With the passing of rock ‘n’ roll pioneer Johnny Otis, who died last week at the age of 90, America lost a musical creator and curator who, in his own way, did as much as Elvis Presley or Chuck Berry to shape the soundtrack of the modern world, as this San Francisco Chronicle appreciation story makes clear:
He discovered Little Richard and songwriters Jerry Leiber and Mike Stoller. He produced their song “Hound Dog” with Big Mama Thornton when Elvis Presley was still at Humes High. He met 14-year-old Etta James backstage at a concert at the long-gone Primalon Ballroom on Fillmore Street and, that very night, whisked her to Los Angeles to make her first record the next day.
Otis’ musical contributions were rich and varied, and his 1994 induction into the Rock and Roll Hall of Fame was greatly deserved. But perhaps the most remarkable thing about Otis was the brave way he lived his life, and what it says about the endless possibilities in America for self-invention and self-expression — even at a time when racism and segregation obscured those opportunities for too many in the USA.
Here’s something a lot of people didn’t know: Johnny Otis was not a black man. He was the child of Greek immigrants, and his real name was Ioannis Alexandres Veliotes. He grew up in a largely black neighborhood in Berkeley, Calif., where he developed his love and affinity for African-American culture.
But Otis didn’t just immerse himself in the all-American culture of black people in this country — he consciously reinvented himself as “black” (or “black by persuasion,” as he called it). His remarkable musical dexterity flowed from that deep well of cultural understanding and allowed him to communicate with all Americans in the national language of the blues, which Ralph Ellison described as “an art of ambiguity, an assertion of the irrepressibly human over all circumstances.”
In the wake of his death, some have framed Otis’ remarkable life as an expression of “anti-racism.” It’s true that he arrived at a deeply segregated time in our history, and the arc of his life proved that racial categories are meaningless. It’s also true that the rock ‘n’ roll music he pioneered probably has done more to shatter those categories on a human level than any legislation could. But anti-racism is too simple an evaluation of his importance.
At his core, Otis was an extravagant example of America’s near-limitless freedom to shape your life in any way you choose.

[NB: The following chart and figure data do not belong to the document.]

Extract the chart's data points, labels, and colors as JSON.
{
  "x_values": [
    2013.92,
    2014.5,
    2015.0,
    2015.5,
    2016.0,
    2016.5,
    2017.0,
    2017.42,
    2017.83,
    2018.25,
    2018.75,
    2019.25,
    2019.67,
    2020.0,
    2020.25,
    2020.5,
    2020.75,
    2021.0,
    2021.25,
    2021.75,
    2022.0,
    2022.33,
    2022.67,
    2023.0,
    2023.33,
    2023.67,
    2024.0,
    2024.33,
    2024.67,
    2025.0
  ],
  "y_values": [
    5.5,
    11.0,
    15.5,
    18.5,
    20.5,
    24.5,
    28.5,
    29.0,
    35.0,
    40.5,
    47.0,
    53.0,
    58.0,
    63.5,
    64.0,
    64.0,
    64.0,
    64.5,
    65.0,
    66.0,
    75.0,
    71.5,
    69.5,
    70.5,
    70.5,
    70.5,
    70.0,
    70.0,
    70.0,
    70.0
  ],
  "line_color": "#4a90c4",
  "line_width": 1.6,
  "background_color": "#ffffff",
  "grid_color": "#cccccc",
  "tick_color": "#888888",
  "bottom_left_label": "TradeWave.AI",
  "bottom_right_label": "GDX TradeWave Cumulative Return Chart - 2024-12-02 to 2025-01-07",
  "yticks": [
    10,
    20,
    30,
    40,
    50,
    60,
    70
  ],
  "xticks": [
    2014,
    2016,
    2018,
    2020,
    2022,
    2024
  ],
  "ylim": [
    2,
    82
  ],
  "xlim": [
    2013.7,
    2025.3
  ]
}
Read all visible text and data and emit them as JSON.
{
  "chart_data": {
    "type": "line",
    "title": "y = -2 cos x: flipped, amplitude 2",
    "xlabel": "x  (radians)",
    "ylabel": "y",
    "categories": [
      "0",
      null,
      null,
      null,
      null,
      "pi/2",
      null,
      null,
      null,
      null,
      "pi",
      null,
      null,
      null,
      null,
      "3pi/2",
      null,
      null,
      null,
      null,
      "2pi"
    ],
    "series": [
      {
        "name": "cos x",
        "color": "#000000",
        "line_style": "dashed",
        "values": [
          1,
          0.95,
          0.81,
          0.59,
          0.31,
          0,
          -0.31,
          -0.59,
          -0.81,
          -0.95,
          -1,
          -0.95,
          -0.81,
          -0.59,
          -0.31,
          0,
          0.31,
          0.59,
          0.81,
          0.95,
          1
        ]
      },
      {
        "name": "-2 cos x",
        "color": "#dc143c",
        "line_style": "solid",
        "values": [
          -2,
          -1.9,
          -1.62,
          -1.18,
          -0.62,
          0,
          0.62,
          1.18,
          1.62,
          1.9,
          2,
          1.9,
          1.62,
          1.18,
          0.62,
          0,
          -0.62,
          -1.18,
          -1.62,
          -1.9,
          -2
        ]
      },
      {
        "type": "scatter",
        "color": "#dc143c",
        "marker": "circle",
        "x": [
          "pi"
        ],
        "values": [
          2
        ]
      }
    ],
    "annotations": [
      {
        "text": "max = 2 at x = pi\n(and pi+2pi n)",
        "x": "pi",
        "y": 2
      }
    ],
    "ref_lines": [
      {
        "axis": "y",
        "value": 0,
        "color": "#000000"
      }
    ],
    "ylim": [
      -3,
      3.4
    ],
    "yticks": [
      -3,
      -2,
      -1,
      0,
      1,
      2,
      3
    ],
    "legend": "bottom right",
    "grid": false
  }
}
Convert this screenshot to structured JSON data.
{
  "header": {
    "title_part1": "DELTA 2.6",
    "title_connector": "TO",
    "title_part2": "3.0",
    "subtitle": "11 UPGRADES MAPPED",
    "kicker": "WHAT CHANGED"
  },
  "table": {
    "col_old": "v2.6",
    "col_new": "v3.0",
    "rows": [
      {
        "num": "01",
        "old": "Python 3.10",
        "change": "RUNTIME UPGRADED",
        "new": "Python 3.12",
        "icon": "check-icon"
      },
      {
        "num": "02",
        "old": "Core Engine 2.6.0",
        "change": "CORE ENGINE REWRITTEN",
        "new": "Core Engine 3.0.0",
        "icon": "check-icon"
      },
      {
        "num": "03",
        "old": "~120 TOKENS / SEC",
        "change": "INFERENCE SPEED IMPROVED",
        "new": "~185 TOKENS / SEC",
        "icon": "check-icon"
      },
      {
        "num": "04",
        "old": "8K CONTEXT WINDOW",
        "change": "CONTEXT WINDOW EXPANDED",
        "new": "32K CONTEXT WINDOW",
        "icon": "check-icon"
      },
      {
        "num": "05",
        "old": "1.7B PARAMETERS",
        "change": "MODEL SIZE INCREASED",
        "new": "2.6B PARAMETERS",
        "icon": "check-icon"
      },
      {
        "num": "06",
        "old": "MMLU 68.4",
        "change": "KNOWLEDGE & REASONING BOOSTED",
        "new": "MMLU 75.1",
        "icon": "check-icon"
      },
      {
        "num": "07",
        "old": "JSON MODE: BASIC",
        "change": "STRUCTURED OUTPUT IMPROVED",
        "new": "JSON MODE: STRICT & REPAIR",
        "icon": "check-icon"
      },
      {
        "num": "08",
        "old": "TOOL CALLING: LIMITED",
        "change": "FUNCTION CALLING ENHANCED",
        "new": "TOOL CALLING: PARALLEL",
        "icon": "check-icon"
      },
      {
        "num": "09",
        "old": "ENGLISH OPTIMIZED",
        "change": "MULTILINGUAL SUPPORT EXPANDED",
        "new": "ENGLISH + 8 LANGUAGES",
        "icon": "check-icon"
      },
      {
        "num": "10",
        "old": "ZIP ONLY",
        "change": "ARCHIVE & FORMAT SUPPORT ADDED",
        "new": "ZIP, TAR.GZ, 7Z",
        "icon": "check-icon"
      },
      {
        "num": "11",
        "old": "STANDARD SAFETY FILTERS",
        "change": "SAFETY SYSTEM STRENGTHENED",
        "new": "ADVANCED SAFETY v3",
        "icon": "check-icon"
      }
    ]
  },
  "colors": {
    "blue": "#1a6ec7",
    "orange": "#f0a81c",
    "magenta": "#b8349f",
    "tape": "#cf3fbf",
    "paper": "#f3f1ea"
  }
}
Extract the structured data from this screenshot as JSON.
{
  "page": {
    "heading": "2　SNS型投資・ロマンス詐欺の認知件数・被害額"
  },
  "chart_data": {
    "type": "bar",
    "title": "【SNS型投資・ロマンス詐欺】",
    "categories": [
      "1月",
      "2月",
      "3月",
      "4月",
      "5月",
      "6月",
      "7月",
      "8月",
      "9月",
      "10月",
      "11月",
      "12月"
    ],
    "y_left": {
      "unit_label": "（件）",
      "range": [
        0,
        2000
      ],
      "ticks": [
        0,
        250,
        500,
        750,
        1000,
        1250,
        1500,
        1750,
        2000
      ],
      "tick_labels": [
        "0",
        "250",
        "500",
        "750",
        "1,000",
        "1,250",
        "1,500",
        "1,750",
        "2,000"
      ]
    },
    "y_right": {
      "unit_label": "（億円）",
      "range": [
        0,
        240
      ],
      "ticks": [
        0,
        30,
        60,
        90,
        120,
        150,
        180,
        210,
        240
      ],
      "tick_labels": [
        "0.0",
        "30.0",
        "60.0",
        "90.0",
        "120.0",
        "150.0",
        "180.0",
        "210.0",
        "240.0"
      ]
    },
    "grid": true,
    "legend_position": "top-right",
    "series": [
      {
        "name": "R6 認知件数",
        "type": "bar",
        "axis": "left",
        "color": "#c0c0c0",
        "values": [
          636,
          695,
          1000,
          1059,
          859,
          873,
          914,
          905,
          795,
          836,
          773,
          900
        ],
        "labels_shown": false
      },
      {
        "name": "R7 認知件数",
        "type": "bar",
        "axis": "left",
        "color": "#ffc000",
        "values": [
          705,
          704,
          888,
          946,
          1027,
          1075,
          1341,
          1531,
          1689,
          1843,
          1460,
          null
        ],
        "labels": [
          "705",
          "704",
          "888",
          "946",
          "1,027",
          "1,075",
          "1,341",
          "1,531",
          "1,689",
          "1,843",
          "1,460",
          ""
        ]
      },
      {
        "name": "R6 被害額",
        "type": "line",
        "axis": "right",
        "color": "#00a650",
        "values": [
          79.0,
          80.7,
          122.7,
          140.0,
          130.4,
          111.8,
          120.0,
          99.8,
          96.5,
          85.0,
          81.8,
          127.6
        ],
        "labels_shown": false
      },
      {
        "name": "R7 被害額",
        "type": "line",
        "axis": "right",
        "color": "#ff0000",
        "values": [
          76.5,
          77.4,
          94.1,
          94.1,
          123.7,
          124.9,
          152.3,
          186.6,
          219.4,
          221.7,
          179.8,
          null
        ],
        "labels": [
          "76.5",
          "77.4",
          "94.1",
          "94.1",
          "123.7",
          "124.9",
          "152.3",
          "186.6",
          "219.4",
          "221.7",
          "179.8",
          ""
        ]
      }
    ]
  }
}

Beyond that, he was also a potent symbol of the subtly multiracial society that Albert Murray revealed in The Omni-Americans:
“American culture, even in its most rigidly segregated precincts, is patently and irrevocably composite. It is, regardless of all the hysterical protestations of those who would have it otherwise, incontestably mulatto. Indeed, for all their traditional antagonisms and obvious differences, the so-called black and so-called white people of the United States resemble nobody else in the world so much as they resemble each other.”
Greek immigrant child Ioannis Alexandres Veliotes, who became black musical impresario Johnny Otis, helped point America back to its miscegenated heart. For that, we should all be thankful.